Il regrette que les "voies et séries soient hiérarchisées. Dans la voie générale, l’admission en série S est considérée comme un brevet de réussite et de qualité; l’admission en série ES comme convenable; le plus souvent l’admission en L est destinée aux lycéens, ou plutôt aux lycéennes, qui peuvent certes demeurer dans la voie générale mais sans être appelés à briller particulièrement. (…) La série L est trop souvent considérée aujourd’hui comme une orientation par dépit où se retrouvent celles et ceux qui n’ont été acceptés ni en S ni en ES".
Délaissée par les meilleurs lycéens
Les élèves sont en réalité mal orientés, estime le patron de Science-po. L’orientation se fait aujourd’hui "massivement par défaut, à l’aune du seul bulletin scolaire et masque souvent une simple sélection. Il en résulte une hiérarchie des filières". Les lycéens brillants sont automatiquement orientés vers la filière S, explique-t-il.
Inégalité post-bac
A cause de la dévalorisation de la filière littéraire, les alternatives d'études post-bac sont plus réduites pour un bachelier L que pour un bachelier S, explique Richard Descoings. "Etre admis en S, c’est être assuré que toutes les orientations post-bac sont possibles, y compris dans les CPGE [prépas] littéraires, y compris à l’université dans toutes les disciplines (…). Tandis que le futur bachelier L peut à juste titre estimer que bien des poursuites d’études post-bac lui sont à tout jamais fermées". Selon lui, les littéraires ont une mauvaise réputation, celle d'opter pour la solution de facilité en voulant éviter à tout prix les enseignements scientifiques et en bénéficiant d'un emploi du temps allégé.
Outre l'université, 12,5% des bacheliers L choisissent les BTS et les DUT, 8% optent pour des écoles spécialisées (santé, social, arts, architecture, traduction, sciences politiques ou commerce), et 9% d'entre eux accèdent aux prépas. Ils ne représentent toutefois que 6 élèves sur 10 dans les classes littéraires et artistiques. En effet, même au sein de ces prépas, censées leur être réservées, il existe une filière "B/L" qui recrute exclusivement des bacheliers S. "Une manière de souligner que les meilleurs littéraires se trouvent en S", dénonce Richard Descoing
Ils peuvent également intégrer les prépas commerce, sous réserve d'un niveau en math "suffisant". Condition surprenante aux vues de la faiblesse des enseignements scientifiques en terminale L.
Les élites des différentes filières n'échappent pas aux inégalités: lorsque la quasi-totalité des élèves de prépas scientifiques et commerciales sont reçus à un concours, seulement 1 élève sur 10 des prépas littéraires est reçu aux concours, indique Richard Descoings.
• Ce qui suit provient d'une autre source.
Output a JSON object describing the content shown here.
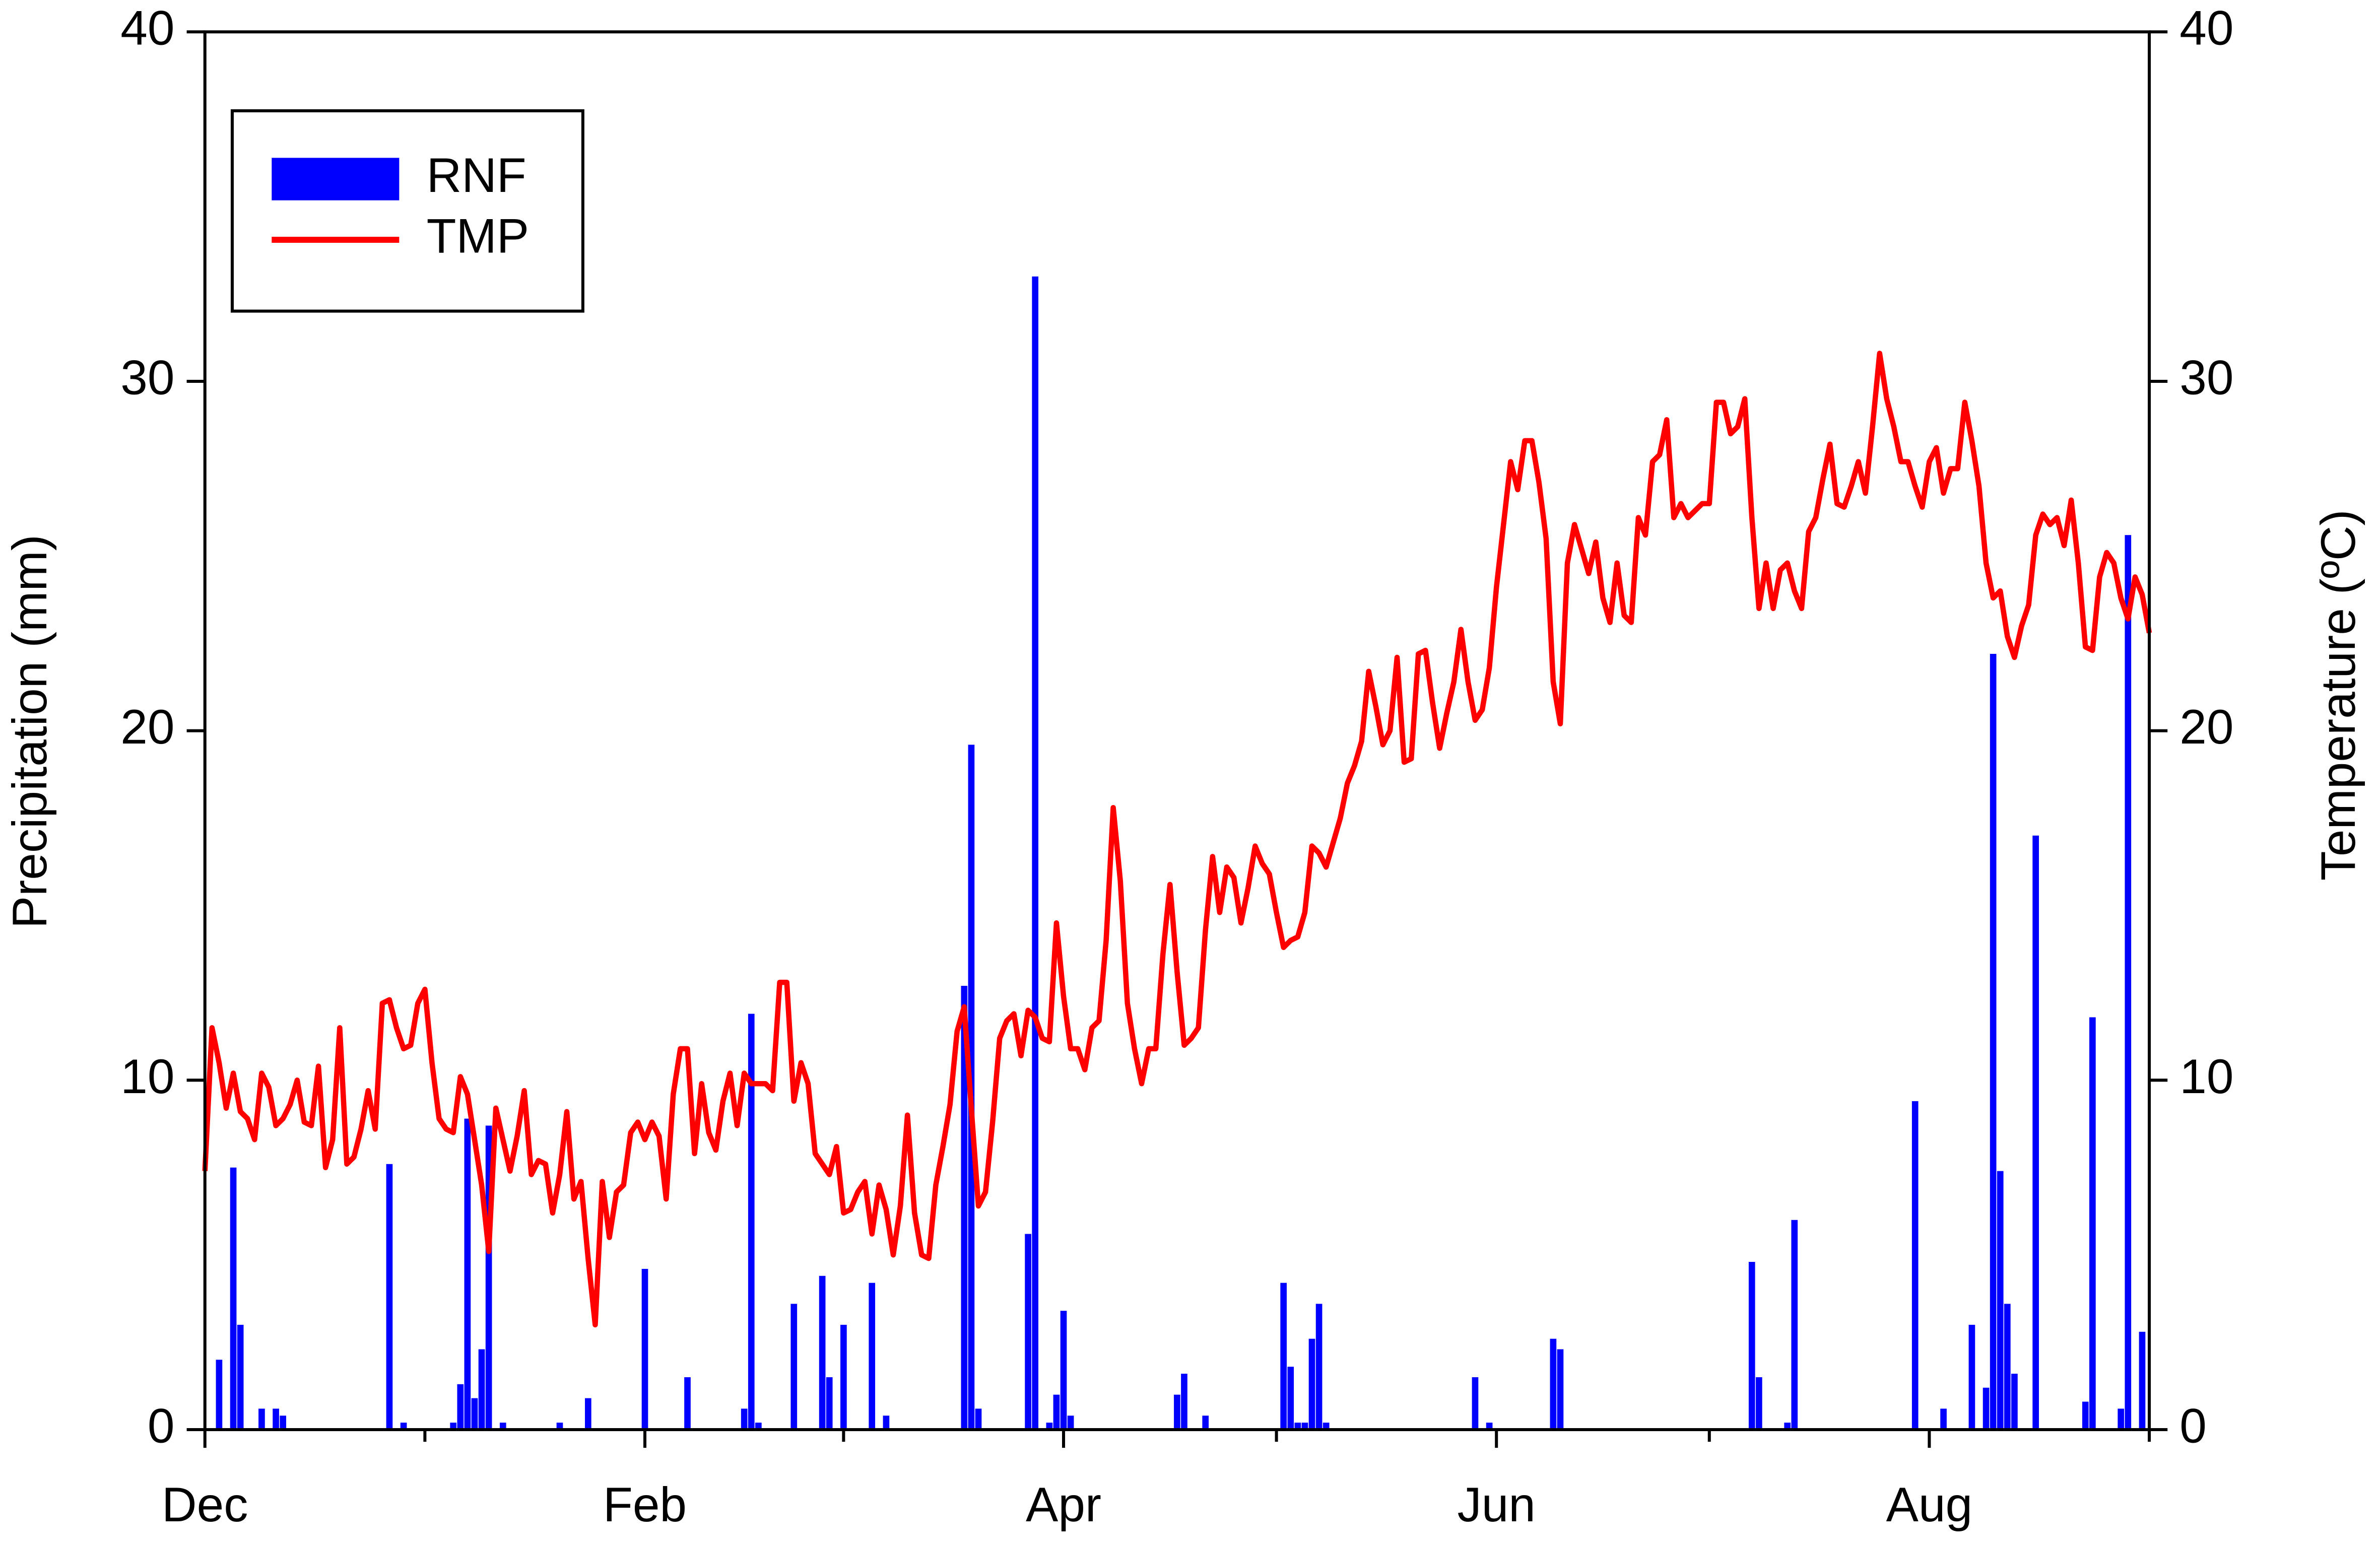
{
  "chart_data": {
    "type": "bar",
    "y_label": "Precipitation (mm)",
    "y2_label": "Temperature (ºC)",
    "xlim": [
      0,
      274
    ],
    "xticks": [
      {
        "value": 0,
        "label": "Dec"
      },
      {
        "value": 62,
        "label": "Feb"
      },
      {
        "value": 121,
        "label": "Apr"
      },
      {
        "value": 182,
        "label": "Jun"
      },
      {
        "value": 243,
        "label": "Aug"
      }
    ],
    "xminorticks": [
      31,
      90,
      151,
      212,
      274
    ],
    "ylim": [
      0,
      40
    ],
    "yticks": [
      0,
      10,
      20,
      30,
      40
    ],
    "y2lim": [
      0,
      40
    ],
    "y2ticks": [
      0,
      10,
      20,
      30,
      40
    ],
    "legend": "upper left",
    "series": [
      {
        "name": "RNF",
        "type": "bar",
        "color": "#0000ff",
        "x": [
          2,
          4,
          5,
          8,
          10,
          11,
          26,
          28,
          35,
          36,
          37,
          38,
          39,
          40,
          42,
          50,
          54,
          62,
          68,
          76,
          77,
          78,
          83,
          87,
          88,
          90,
          94,
          96,
          107,
          108,
          109,
          116,
          117,
          119,
          120,
          121,
          122,
          137,
          138,
          141,
          152,
          153,
          154,
          155,
          156,
          157,
          158,
          179,
          181,
          190,
          191,
          218,
          219,
          223,
          224,
          241,
          245,
          249,
          251,
          252,
          253,
          254,
          255,
          258,
          265,
          266,
          270,
          271,
          273
        ],
        "values": [
          2.0,
          7.5,
          3.0,
          0.6,
          0.6,
          0.4,
          7.6,
          0.2,
          0.2,
          1.3,
          8.9,
          0.9,
          2.3,
          8.7,
          0.2,
          0.2,
          0.9,
          4.6,
          1.5,
          0.6,
          11.9,
          0.2,
          3.6,
          4.4,
          1.5,
          3.0,
          4.2,
          0.4,
          12.7,
          19.6,
          0.6,
          5.6,
          33.0,
          0.2,
          1.0,
          3.4,
          0.4,
          1.0,
          1.6,
          0.4,
          4.2,
          1.8,
          0.2,
          0.2,
          2.6,
          3.6,
          0.2,
          1.5,
          0.2,
          2.6,
          2.3,
          4.8,
          1.5,
          0.2,
          6.0,
          9.4,
          0.6,
          3.0,
          1.2,
          22.2,
          7.4,
          3.6,
          1.6,
          17.0,
          0.8,
          11.8,
          0.6,
          25.6,
          2.8
        ]
      },
      {
        "name": "TMP",
        "type": "line",
        "color": "#ff0000",
        "axis": "y2",
        "x": [
          0,
          1,
          2,
          3,
          4,
          5,
          6,
          7,
          8,
          9,
          10,
          11,
          12,
          13,
          14,
          15,
          16,
          17,
          18,
          19,
          20,
          21,
          22,
          23,
          24,
          25,
          26,
          27,
          28,
          29,
          30,
          31,
          32,
          33,
          34,
          35,
          36,
          37,
          38,
          39,
          40,
          41,
          42,
          43,
          44,
          45,
          46,
          47,
          48,
          49,
          50,
          51,
          52,
          53,
          54,
          55,
          56,
          57,
          58,
          59,
          60,
          61,
          62,
          63,
          64,
          65,
          66,
          67,
          68,
          69,
          70,
          71,
          72,
          73,
          74,
          75,
          76,
          77,
          78,
          79,
          80,
          81,
          82,
          83,
          84,
          85,
          86,
          87,
          88,
          89,
          90,
          91,
          92,
          93,
          94,
          95,
          96,
          97,
          98,
          99,
          100,
          101,
          102,
          103,
          104,
          105,
          106,
          107,
          108,
          109,
          110,
          111,
          112,
          113,
          114,
          115,
          116,
          117,
          118,
          119,
          120,
          121,
          122,
          123,
          124,
          125,
          126,
          127,
          128,
          129,
          130,
          131,
          132,
          133,
          134,
          135,
          136,
          137,
          138,
          139,
          140,
          141,
          142,
          143,
          144,
          145,
          146,
          147,
          148,
          149,
          150,
          151,
          152,
          153,
          154,
          155,
          156,
          157,
          158,
          159,
          160,
          161,
          162,
          163,
          164,
          165,
          166,
          167,
          168,
          169,
          170,
          171,
          172,
          173,
          174,
          175,
          176,
          177,
          178,
          179,
          180,
          181,
          182,
          183,
          184,
          185,
          186,
          187,
          188,
          189,
          190,
          191,
          192,
          193,
          194,
          195,
          196,
          197,
          198,
          199,
          200,
          201,
          202,
          203,
          204,
          205,
          206,
          207,
          208,
          209,
          210,
          211,
          212,
          213,
          214,
          215,
          216,
          217,
          218,
          219,
          220,
          221,
          222,
          223,
          224,
          225,
          226,
          227,
          228,
          229,
          230,
          231,
          232,
          233,
          234,
          235,
          236,
          237,
          238,
          239,
          240,
          241,
          242,
          243,
          244,
          245,
          246,
          247,
          248,
          249,
          250,
          251,
          252,
          253,
          254,
          255,
          256,
          257,
          258,
          259,
          260,
          261,
          262,
          263,
          264,
          265,
          266,
          267,
          268,
          269,
          270,
          271,
          272,
          273,
          274
        ],
        "values": [
          7.4,
          11.5,
          10.5,
          9.2,
          10.2,
          9.1,
          8.9,
          8.3,
          10.2,
          9.8,
          8.7,
          8.9,
          9.3,
          10.0,
          8.8,
          8.7,
          10.4,
          7.5,
          8.3,
          11.5,
          7.6,
          7.8,
          8.6,
          9.7,
          8.6,
          12.2,
          12.3,
          11.5,
          10.9,
          11.0,
          12.2,
          12.6,
          10.5,
          8.9,
          8.6,
          8.5,
          10.1,
          9.6,
          8.3,
          7.0,
          5.1,
          9.2,
          8.3,
          7.4,
          8.4,
          9.7,
          7.3,
          7.7,
          7.6,
          6.2,
          7.3,
          9.1,
          6.6,
          7.1,
          4.9,
          3.0,
          7.1,
          5.5,
          6.8,
          7.0,
          8.5,
          8.8,
          8.3,
          8.8,
          8.4,
          6.6,
          9.6,
          10.9,
          10.9,
          7.9,
          9.9,
          8.5,
          8.0,
          9.4,
          10.2,
          8.7,
          10.2,
          9.9,
          9.9,
          9.9,
          9.7,
          12.8,
          12.8,
          9.4,
          10.5,
          9.9,
          7.9,
          7.6,
          7.3,
          8.1,
          6.2,
          6.3,
          6.8,
          7.1,
          5.6,
          7.0,
          6.3,
          5.0,
          6.4,
          9.0,
          6.2,
          5.0,
          4.9,
          7.0,
          8.1,
          9.3,
          11.4,
          12.1,
          9.2,
          6.4,
          6.8,
          8.8,
          11.2,
          11.7,
          11.9,
          10.7,
          12.0,
          11.8,
          11.2,
          11.1,
          14.5,
          12.4,
          10.9,
          10.9,
          10.3,
          11.5,
          11.7,
          14.0,
          17.8,
          15.7,
          12.2,
          10.9,
          9.9,
          10.9,
          10.9,
          13.6,
          15.6,
          13.1,
          11.0,
          11.2,
          11.5,
          14.3,
          16.4,
          14.8,
          16.1,
          15.8,
          14.5,
          15.5,
          16.7,
          16.2,
          15.9,
          14.8,
          13.8,
          14.0,
          14.1,
          14.8,
          16.7,
          16.5,
          16.1,
          16.8,
          17.5,
          18.5,
          19.0,
          19.7,
          21.7,
          20.7,
          19.6,
          20.0,
          22.1,
          19.1,
          19.2,
          22.2,
          22.3,
          20.8,
          19.5,
          20.5,
          21.4,
          22.9,
          21.4,
          20.3,
          20.6,
          21.8,
          24.1,
          25.9,
          27.7,
          26.9,
          28.3,
          28.3,
          27.1,
          25.5,
          21.4,
          20.2,
          24.8,
          25.9,
          25.2,
          24.5,
          25.4,
          23.8,
          23.1,
          24.8,
          23.3,
          23.1,
          26.1,
          25.6,
          27.7,
          27.9,
          28.9,
          26.1,
          26.5,
          26.1,
          26.3,
          26.5,
          26.5,
          29.4,
          29.4,
          28.5,
          28.7,
          29.5,
          26.1,
          23.5,
          24.8,
          23.5,
          24.6,
          24.8,
          24.0,
          23.5,
          25.7,
          26.1,
          27.2,
          28.2,
          26.5,
          26.4,
          27.0,
          27.7,
          26.8,
          28.7,
          30.8,
          29.5,
          28.7,
          27.7,
          27.7,
          27.0,
          26.4,
          27.7,
          28.1,
          26.8,
          27.5,
          27.5,
          29.4,
          28.3,
          27.0,
          24.8,
          23.8,
          24.0,
          22.7,
          22.1,
          23.0,
          23.6,
          25.6,
          26.2,
          25.9,
          26.1,
          25.3,
          26.6,
          24.8,
          22.4,
          22.3,
          24.4,
          25.1,
          24.8,
          23.8,
          23.2,
          24.4,
          23.9,
          22.8
        ]
      }
    ]
  }
}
Insertion professionnelle difficile
Mais ce n'est pas tout. Une fois leur diplôme acquis, les bacheliers L peinent à entrer dans la vie active. Une nette majorité d’entre eux suivent un cursus universitaire, or une enquête de l'Apec parue vendredi 2 octobre révèle que 69% des demandeurs d'emploi sortent de la fac. L'enquête indique que 8 mois après leur sortie du système éducatif, seuls 68 % des diplômés Bac+4 occupent un poste. Parmi eux, les diplômés d'écoles de commerce et d'ingénieurs sont ceux qui s'insèrent le plus facilement dans la vie professionnelle, alors que les diplômés universitaires sont les plus touchés par le chômage.
En outre, 80% de des lycéens littéraires sont des filles, parmi lesquelles beaucoup se destinent à l’enseignement. "Elles ne sont aujourd’hui pas du tout indifférentes à la réforme des IUFM et à la baisse vertigineuse du nombre des postes mis aux concours de recrutement des enseignants", souligne le président de Science-po.
Revalorisation nécessaire
La réforme proposée par Richard Descoings -reprise par Nicolas Sarkozy- pour revaloriser la filière littéraire au lycée se décline en plusieurs volets: durcir l’admission en S, relever le niveau des matières scientifiques de cette filière et en limiter le caractère généraliste, afin d'empêcher les lycéens les moins calés en sciences de l'intégrer. Ainsi, les deux autres séries seront mieux valorisées et constitueront de vrais choix d’orientation par goût pour les matières et non par hiérarchie des représentations sociales.